Finalement, Arnaud fut le seul à aborder le sujet sur toutes les lèvres de la réunion d'aujourd'hui entre les Sièges.
— Hella Doux, qui est-elle ?
Le silence s'imposa et Arnaud reprit.
— Il faut la détruire. Elle est une menace pour nous tous. Un dieu druidique, un familier aussi perfide et deux cartes, comme sa mère. Elle sera aussi dangereuse que Malaurie !
— Que savez-vous exactement de Malaurie, 3ème Siège, intervint alors Thomas.
Grinçant des dents, Arnaud se tut pour ne pas répondre aux provocations furieuses de Thomas. Mais il était vrai que la sorcière Malaurie n'avait pas été la sorcière de l'année.
— Elle a tué des créatures, nous le faisons tous, continua Thomas.
— Elle est dangereuse. Et je ne serais pas étonnée qu'elle ait entrainé sa fille pour qu'elle devienne une sorcière tout aussi menaçante. Sa magie est instable, et Malaurie s'en est nourrie. Hella est une sorcière de naissance dont les pouvoirs ont été restreints par un sortilège, l'aidant à devenir plus puissante de jour en jour. Ce n'est pas pour rien que les enfants de sorciers reçoivent un Radix Fons pendant l'enfance. Si la magie disparait pour certains, d'autres développent une puissance incontrôlable.
Thomas acquiesça, visiblement d'accord.
— Elle est peut-être une bombe à retardement.
— Jalil Katz.
Les premiers mots d'Anis surprirent chacun autour de la table. Si Bakoly savait malheureusement où voulait en venir la jeune sorcière, personne d'autre ici n'était au courant. La sorcière malgache avait espéré que cela reste secret encore quelque temps. Baron Samedi et Mama Brigitte lui avaient révélé de nombreuses choses qu'elle pensait pouvoir utiliser à son avantage. Trop tard.
Anis n'était pas à prendre à la légère. Elle était silencieuse, certes, mais très observatrice.
— Pourquoi parles-tu de lui ? s'étonna Hélios, quelque peu malaisé.

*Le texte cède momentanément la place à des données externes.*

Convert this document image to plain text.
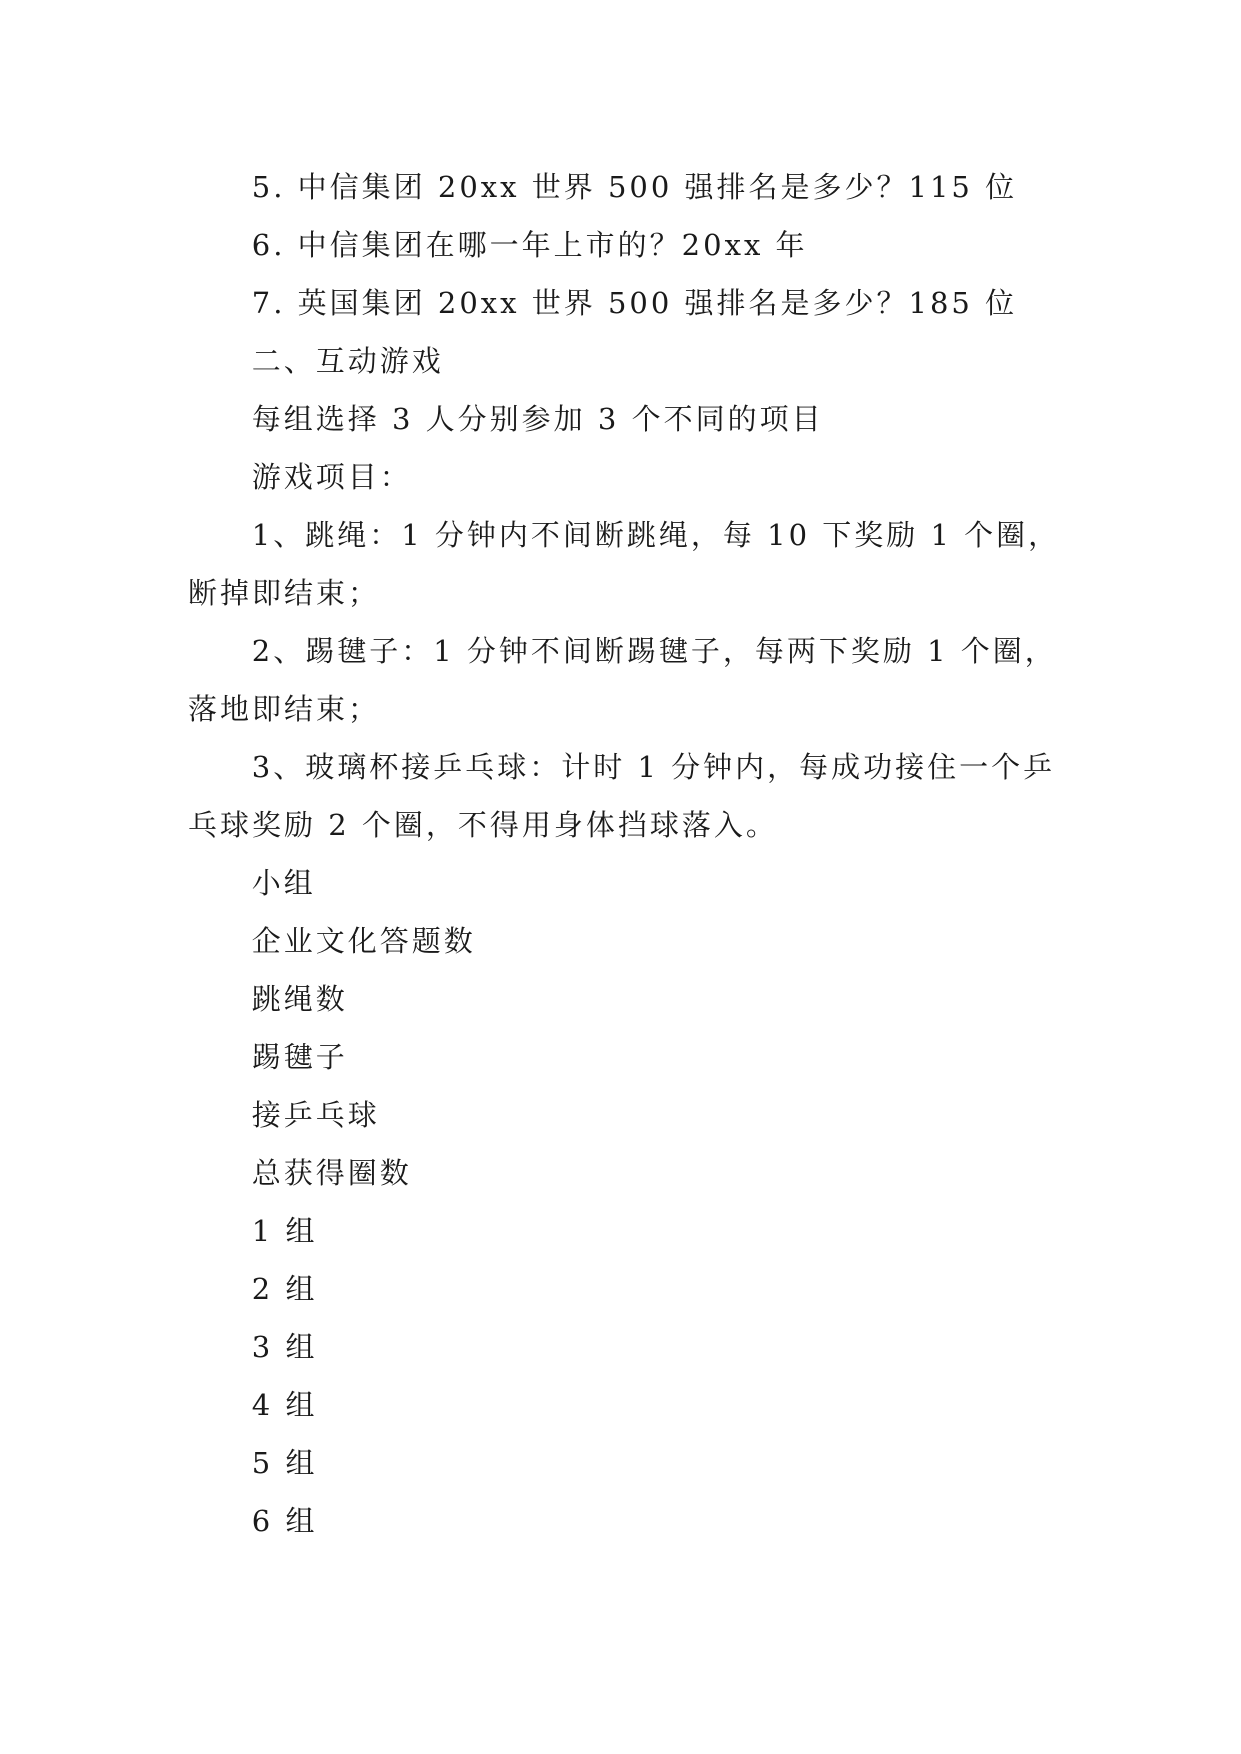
5. 中信集团 20xx 世界 500 强排名是多少？115 位

6. 中信集团在哪一年上市的？20xx 年

7. 英国集团 20xx 世界 500 强排名是多少？185 位

二、互动游戏

每组选择 3 人分别参加 3 个不同的项目

游戏项目：

1、跳绳：1 分钟内不间断跳绳，每 10 下奖励 1 个圈，断掉即结束；

2、踢毽子：1 分钟不间断踢毽子，每两下奖励 1 个圈，落地即结束；

3、玻璃杯接乒乓球：计时 1 分钟内，每成功接住一个乒乓球奖励 2 个圈，不得用身体挡球落入。

小组

企业文化答题数

跳绳数

踢毽子

接乒乓球

总获得圈数

1 组

2 组

3 组

4 组

5 组

6 组
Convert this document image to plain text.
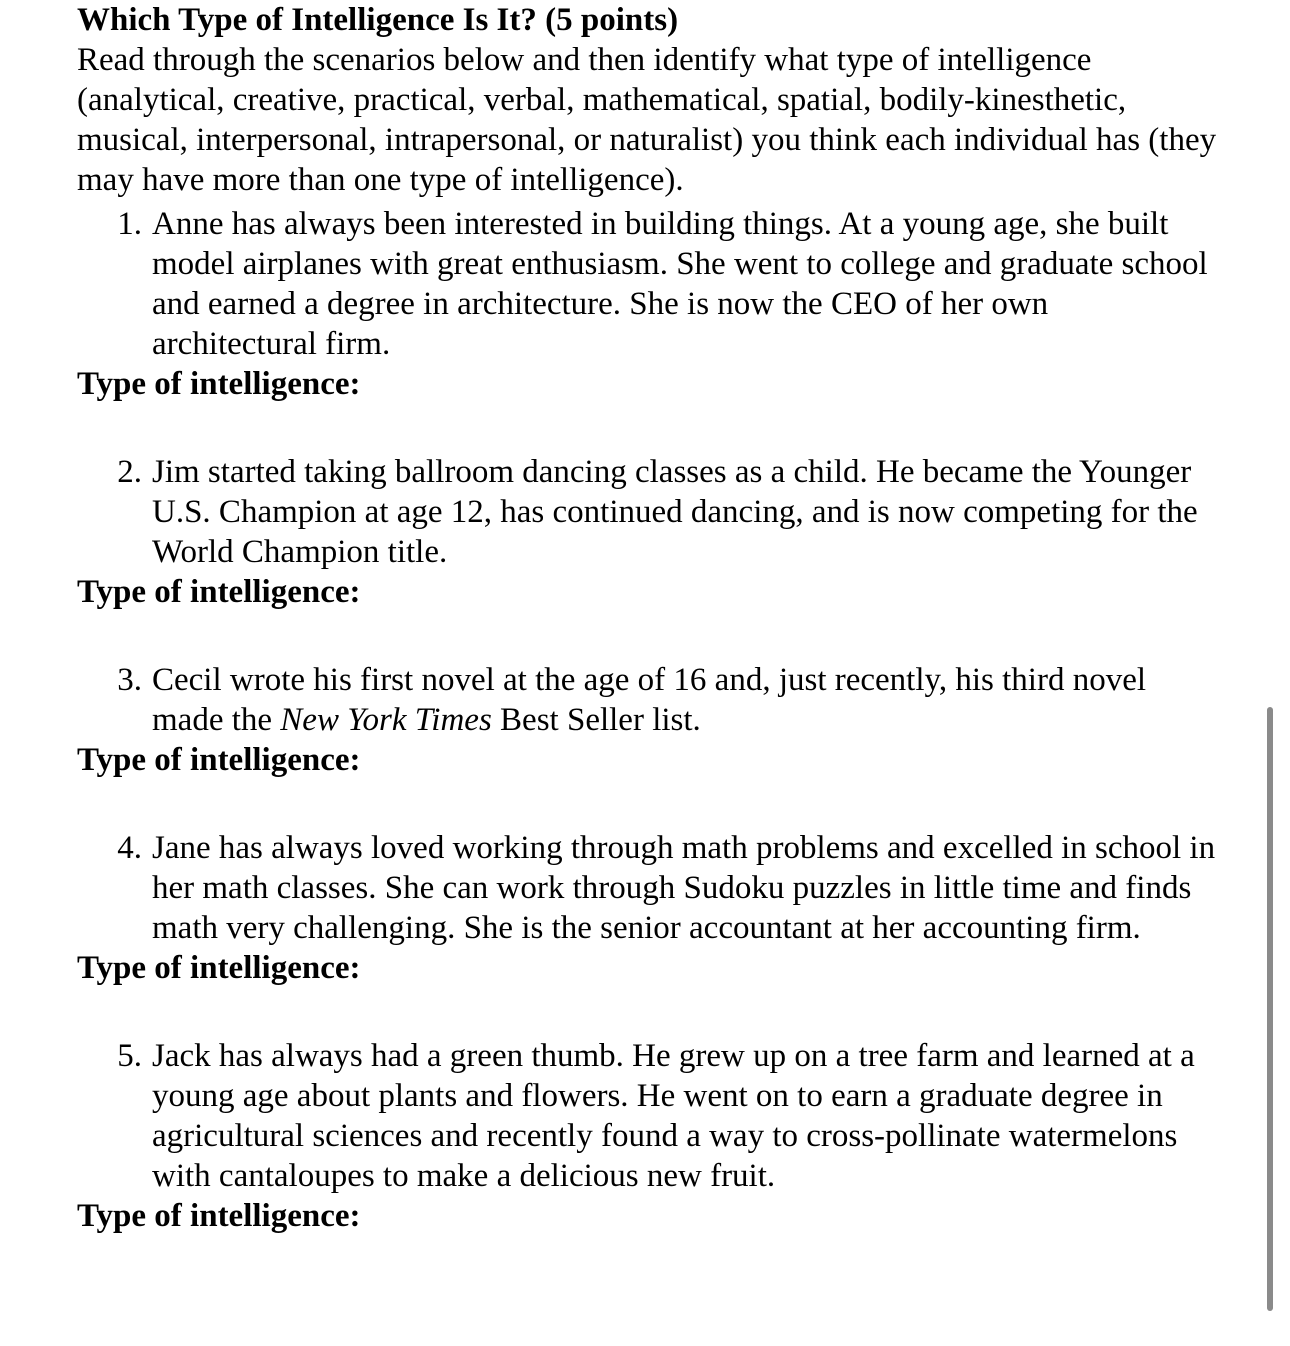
Which Type of Intelligence Is It? (5 points)

Read through the scenarios below and then identify what type of intelligence (analytical, creative, practical, verbal, mathematical, spatial, bodily-kinesthetic, musical, interpersonal, intrapersonal, or naturalist) you think each individual has (they may have more than one type of intelligence).

1. Anne has always been interested in building things. At a young age, she built model airplanes with great enthusiasm. She went to college and graduate school and earned a degree in architecture. She is now the CEO of her own architectural firm.

Type of intelligence:

2. Jim started taking ballroom dancing classes as a child. He became the Younger U.S. Champion at age 12, has continued dancing, and is now competing for the World Champion title.

Type of intelligence:

3. Cecil wrote his first novel at the age of 16 and, just recently, his third novel made the New York Times Best Seller list.

Type of intelligence:

4. Jane has always loved working through math problems and excelled in school in her math classes. She can work through Sudoku puzzles in little time and finds math very challenging. She is the senior accountant at her accounting firm.

Type of intelligence:

5. Jack has always had a green thumb. He grew up on a tree farm and learned at a young age about plants and flowers. He went on to earn a graduate degree in agricultural sciences and recently found a way to cross-pollinate watermelons with cantaloupes to make a delicious new fruit.

Type of intelligence:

Parler du défunt 1er Siège était un sujet tabou ces derniers temps.
— Nous avons tenté de faire remplacer Jalil en vain, continua Anis en fixant Bakoly.
Elle savait, Bakoly en était certaine. Mais elle ne cèderait pas face à la silencieuse Anis.
— Vous ne trouvez pas cela étrange alors même que ce dernier est mort ?
— Bakoly, tu étais proche de Jalil, affirma Arnaud.
Ce vautour n'attendait que ça de faire tomber le 2ème Siège. Il rêvait de devenir le 1er Siège depuis si longtemps...
— Oui, j'ai ensorcelé le 1er Siège. J'estimais que personne n'était encore digne d'y siéger.
Anis se mit à sourire.
— Je te veux à la tête, Bakoly, se mit-elle à voter.
La main d'Hélios et de Thomas se levèrent pour montrer leur accord, ce qui n'était pas le cas d'Ezter et Arnaud. Mais Ezter finit par accepter et lever à son tour la main. Arnaud ne le ferait jamais.
— Dans ce cas, laissez-moi vous présenter le nouveau 2ème Siège, présenta Anis.
Une femme apparut sous l'arche qui faisait l'entrée de la pièce au style vieilli dont les teintes brunes et ambrées donnaient un côté charmant au lieu.
— Annette Voisin, Mage du coven des Forêts étranges.
Et sous son apparence de sorcière blanche et si jeune, elle remercia la petite assemblée. Bakoly comprenait que cela allait se compliquer.